[Interview] Adrian Crowley : « j’aime juste raconter des histoires. » (2e partie)

Seconde partie de notre échange avec l’irlandais Adrian Crowley, nous nous étions quittés dans cette tentative de parallèle posée entre son travail et celui de Michel Cloup. Parlons désormais plus en profondeur de son neuvième album, le superbe The Watchful Eye Of The Stars.

Crédit photo : Steve Gullick

Dans une interview, vous disiez que : Je vis la musique pendant que je dors. Depuis que j’ai commencé à faire de la musique à plein temps, je l’entends réellement dans mon sommeil et parfois je me réveille en me demandant qui a laissé la stéréo allumée – et c’est vraiment dans ma tête. C’est incroyable. Je pense que c’est une sorte d’hallucination auditive naturelle. Je l’entends quand je me réveille – ça peut me réveiller. Je suis en train de rêver de musique, mais cela peut me faire sortir de mon rêve. Une fois que je suis bien réveillé, c’est parti. The Watchful Eye Of The Stars est peut-être votre disque le plus onirique, le plus nocturne également. Je pense à un titre comme The Colours Of The Night mais je trouve qu’au-delà de ce titre, dans l’orchestration, dans les harmonies très lentes, dans l’ampleur des mélodies, il y a comme quelque chose d’horizontal dans vos compositions ?

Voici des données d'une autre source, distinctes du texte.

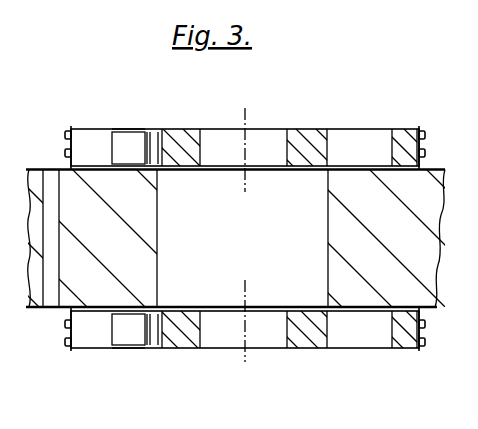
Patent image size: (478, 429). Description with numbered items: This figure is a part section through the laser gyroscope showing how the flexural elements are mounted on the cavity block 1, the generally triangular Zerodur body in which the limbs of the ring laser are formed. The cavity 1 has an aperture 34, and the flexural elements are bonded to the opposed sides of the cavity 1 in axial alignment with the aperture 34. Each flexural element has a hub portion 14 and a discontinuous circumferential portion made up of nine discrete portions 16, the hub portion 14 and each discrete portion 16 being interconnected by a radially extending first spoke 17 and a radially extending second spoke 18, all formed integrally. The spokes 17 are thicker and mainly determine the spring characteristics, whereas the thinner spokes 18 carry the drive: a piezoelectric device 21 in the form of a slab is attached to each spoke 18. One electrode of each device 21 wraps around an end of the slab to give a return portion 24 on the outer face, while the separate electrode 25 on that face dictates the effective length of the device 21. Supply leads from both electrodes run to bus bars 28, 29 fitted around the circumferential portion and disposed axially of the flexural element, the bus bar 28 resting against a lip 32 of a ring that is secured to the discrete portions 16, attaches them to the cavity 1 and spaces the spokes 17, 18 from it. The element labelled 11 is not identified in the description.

The cavity block 1 is at (73, 292).
The central bore / axis 11 is at (247, 172).
The hub portion 14 is at (308, 134).
The discrete circumferential portions 16 is at (412, 130).
The first spokes 17 is at (365, 134).
The second spokes 18 is at (97, 131).
The piezoelectric device 21 is at (123, 130).
The electrode return portion 24 is at (153, 131).
The electrode 25 is at (128, 133).
The bus bar 28 is at (66, 135).
The bus bar 29 is at (70, 128).
The lip 32 is at (66, 158).
The aperture 34 is at (157, 265).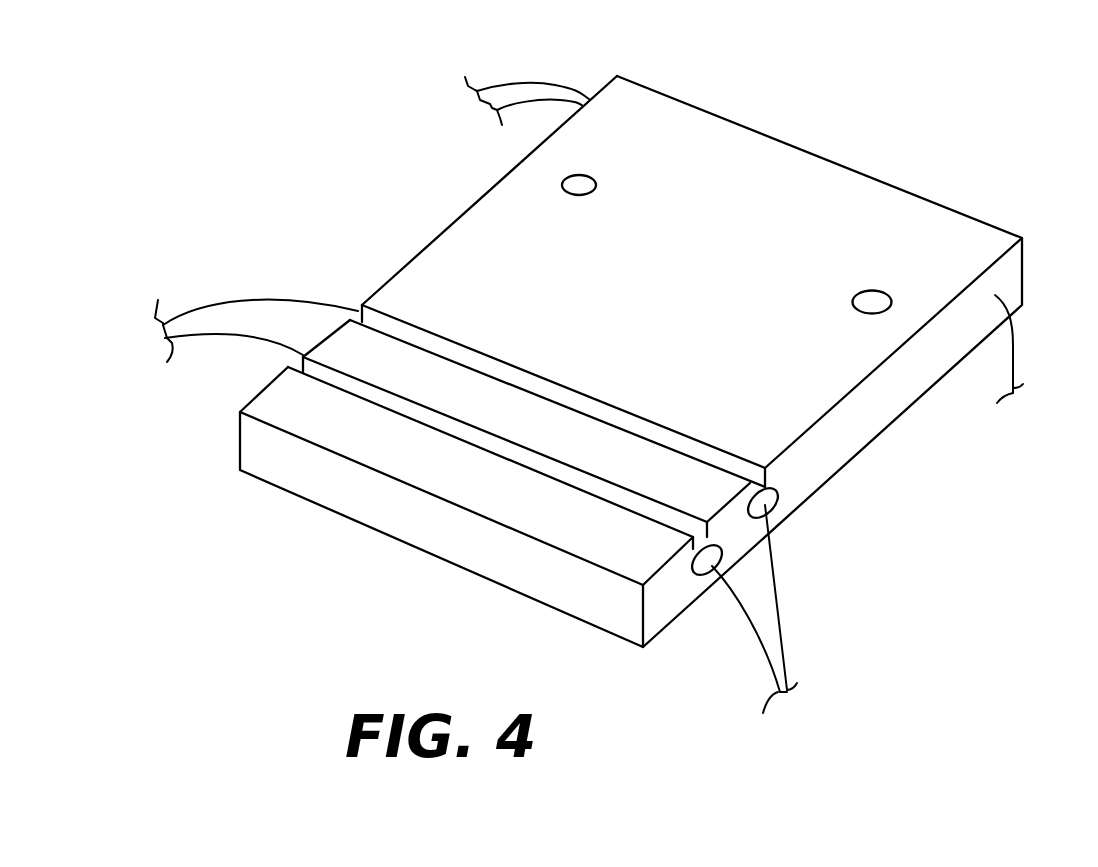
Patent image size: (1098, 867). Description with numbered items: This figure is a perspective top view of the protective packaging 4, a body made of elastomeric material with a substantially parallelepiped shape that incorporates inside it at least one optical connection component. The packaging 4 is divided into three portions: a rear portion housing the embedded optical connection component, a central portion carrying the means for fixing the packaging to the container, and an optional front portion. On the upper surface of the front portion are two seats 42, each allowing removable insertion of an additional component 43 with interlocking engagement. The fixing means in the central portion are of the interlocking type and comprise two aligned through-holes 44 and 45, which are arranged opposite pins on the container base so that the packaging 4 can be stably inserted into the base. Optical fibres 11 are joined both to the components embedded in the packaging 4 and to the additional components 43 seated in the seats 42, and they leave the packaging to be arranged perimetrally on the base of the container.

The packaging 4 is at (280, 496).
The fibres 11 is at (531, 100).
The seats 42 is at (560, 467).
The additional component 43 is at (777, 500).
The through-hole 44 is at (596, 186).
The through-hole 45 is at (863, 291).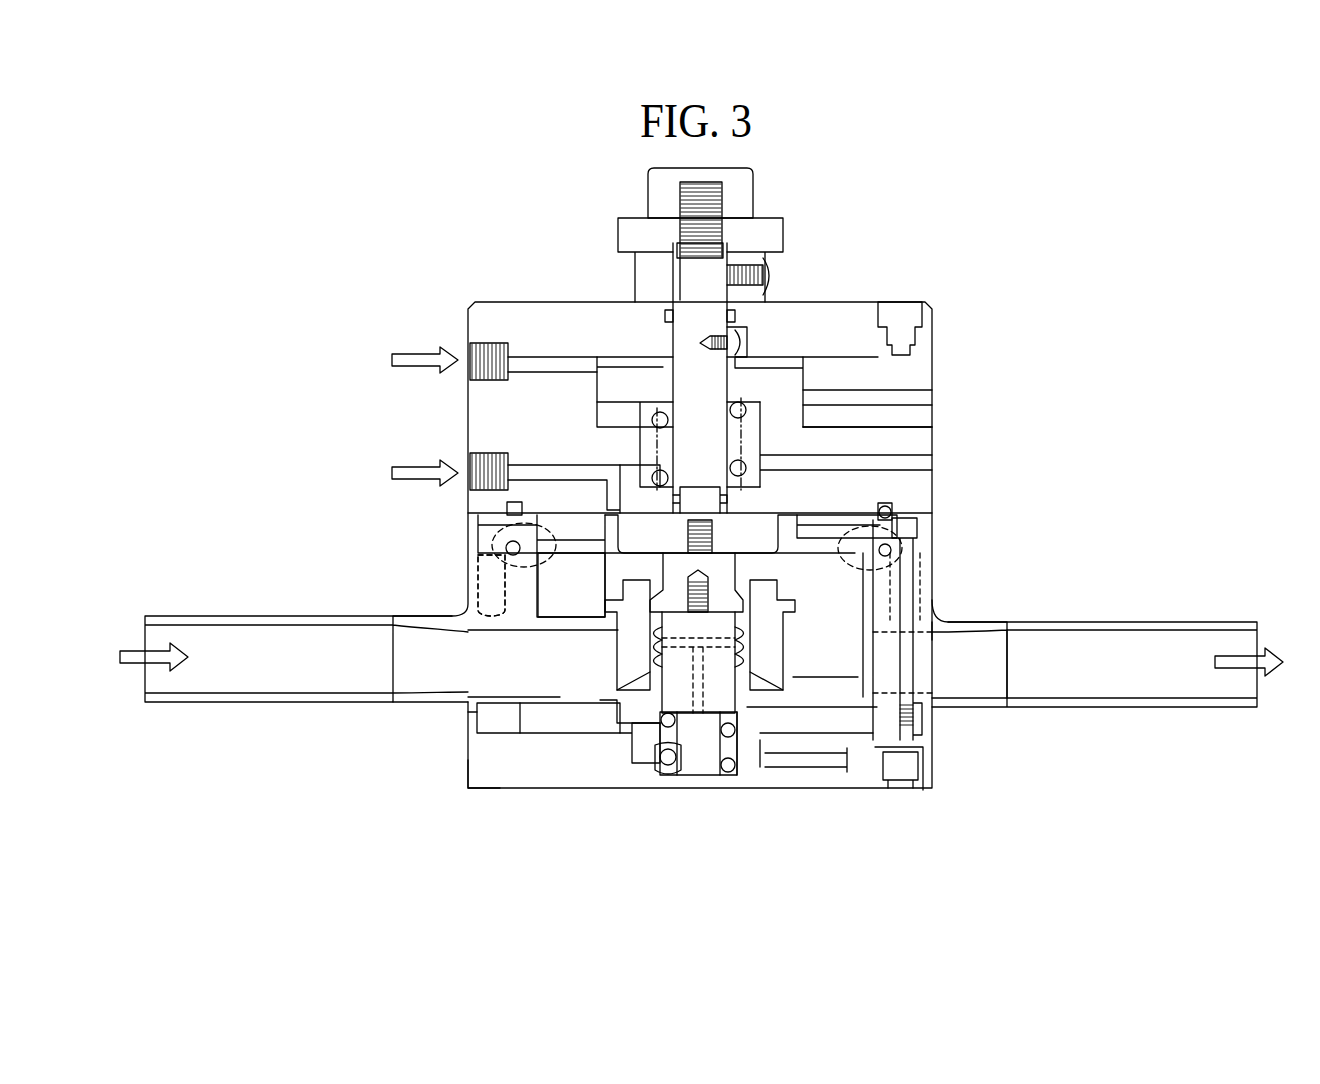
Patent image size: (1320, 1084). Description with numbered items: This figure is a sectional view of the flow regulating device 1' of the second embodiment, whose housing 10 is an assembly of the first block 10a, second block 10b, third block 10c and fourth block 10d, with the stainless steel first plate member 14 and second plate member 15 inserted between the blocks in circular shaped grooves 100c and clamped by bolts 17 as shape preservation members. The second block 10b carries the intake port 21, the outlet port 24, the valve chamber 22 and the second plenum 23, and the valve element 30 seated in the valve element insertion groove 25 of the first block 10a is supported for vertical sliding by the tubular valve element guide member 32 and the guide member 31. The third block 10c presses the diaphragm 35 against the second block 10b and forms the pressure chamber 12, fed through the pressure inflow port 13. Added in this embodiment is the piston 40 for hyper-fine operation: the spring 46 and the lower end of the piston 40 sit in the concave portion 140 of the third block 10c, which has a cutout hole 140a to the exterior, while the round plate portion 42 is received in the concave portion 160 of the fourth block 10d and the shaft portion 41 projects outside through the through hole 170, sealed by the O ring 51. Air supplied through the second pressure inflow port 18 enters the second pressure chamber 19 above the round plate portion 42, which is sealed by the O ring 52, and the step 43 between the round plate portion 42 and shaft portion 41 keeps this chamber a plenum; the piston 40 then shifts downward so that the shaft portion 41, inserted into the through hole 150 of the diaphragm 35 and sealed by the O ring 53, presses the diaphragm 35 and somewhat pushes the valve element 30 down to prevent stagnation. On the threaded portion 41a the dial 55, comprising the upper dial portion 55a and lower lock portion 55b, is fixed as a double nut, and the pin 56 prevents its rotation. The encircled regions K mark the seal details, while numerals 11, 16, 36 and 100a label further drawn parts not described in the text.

The flow regulating device 1' is at (701, 485).
The housing 10 is at (933, 421).
The first block 10a is at (480, 758).
The second block 10b is at (937, 610).
The third block 10c is at (917, 440).
The fourth block 10d is at (918, 393).
The passage 11 is at (523, 490).
The pressure chamber 12 is at (913, 537).
The pressure inflow port 13 is at (470, 456).
The first plate member 14 is at (483, 527).
The second plate member 15 is at (480, 718).
The rod 16 is at (922, 672).
The bolts 17 is at (1005, 648).
The second pressure inflow port 18 is at (470, 350).
The second pressure chamber 19 is at (640, 350).
The intake port 21 is at (255, 680).
The valve chamber 22 is at (615, 737).
The second plenum 23 is at (560, 590).
The outlet port 24 is at (1118, 680).
The valve element insertion groove 25 is at (700, 745).
The valve element 30 is at (742, 592).
The guide member 31 is at (760, 707).
The valve element guide member 32 is at (635, 743).
The diaphragm 35 is at (883, 503).
The roller 36 is at (715, 730).
The piston 40 is at (888, 302).
The shaft portion 41 is at (757, 302).
The threaded portion 41a is at (680, 203).
The round plate portion 42 is at (773, 370).
The step 43 is at (650, 352).
The spring 46 is at (920, 425).
The O ring 51 is at (740, 340).
The O ring 52 is at (597, 385).
The O ring 53 is at (470, 483).
The dial 55 is at (888, 145).
The upper dial portion 55a is at (748, 187).
The lower lock portion 55b is at (772, 236).
The pin 56 is at (683, 335).
The passage 100a is at (538, 718).
The circular shaped groove 100c is at (490, 592).
The concave portion 140 is at (640, 445).
The cutout hole 140a is at (917, 458).
The through hole 150 is at (905, 472).
The concave portion 160 is at (915, 385).
The through hole 170 is at (683, 293).
The detail region K is at (483, 533).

Adrian Crowley : C’est marrant car j’associe toujours le terme d’horizontalité à quelqu’un d’allongé dans un lit qui regarderait par le rideau entrouvert de la fenêtre le ciel étoilé. Je ne peux pas dire que je voulais ces chansons dans une forme d’horizontalité. Par le passé, je crois bien que mes mélodies suivaient plutôt une ligne parallèle à la Terre mais j’espère aussi qu’elles prenaient quelque part la tangente avec le chemin qui leur était tracé. Pour ce qui est de The Colours Of The Night, le titre est né de son instrumentation, il y avait quelque chose de très nocturne et de sombre dans les motifs que j’ai employés ici, je voyais des entités étranges qui hantaient les visions que j’avais là. Je décrirai plus la forme de cette chanson comme une suite de cascades dans la manière dont la musique se répond et s’entrechoque. Je crois bien que jusqu’ici je n’avais pas abordé ces couleurs musicales dans ma discographie. Je pense plus en termes de couleurs ma musique, je trouve votre théorie de l’horizontalité intéressante mais je pense vraiment en termes de couleurs.

 Il n’est pas rare qu’un auteur-compositeur considère parmi tous les disques qu’il a écrit l’un d’entre eux comme l’album qui lui a permis de trouver sa propre singularité. Selon vous, des huit disques sortis, quel a été cet album ?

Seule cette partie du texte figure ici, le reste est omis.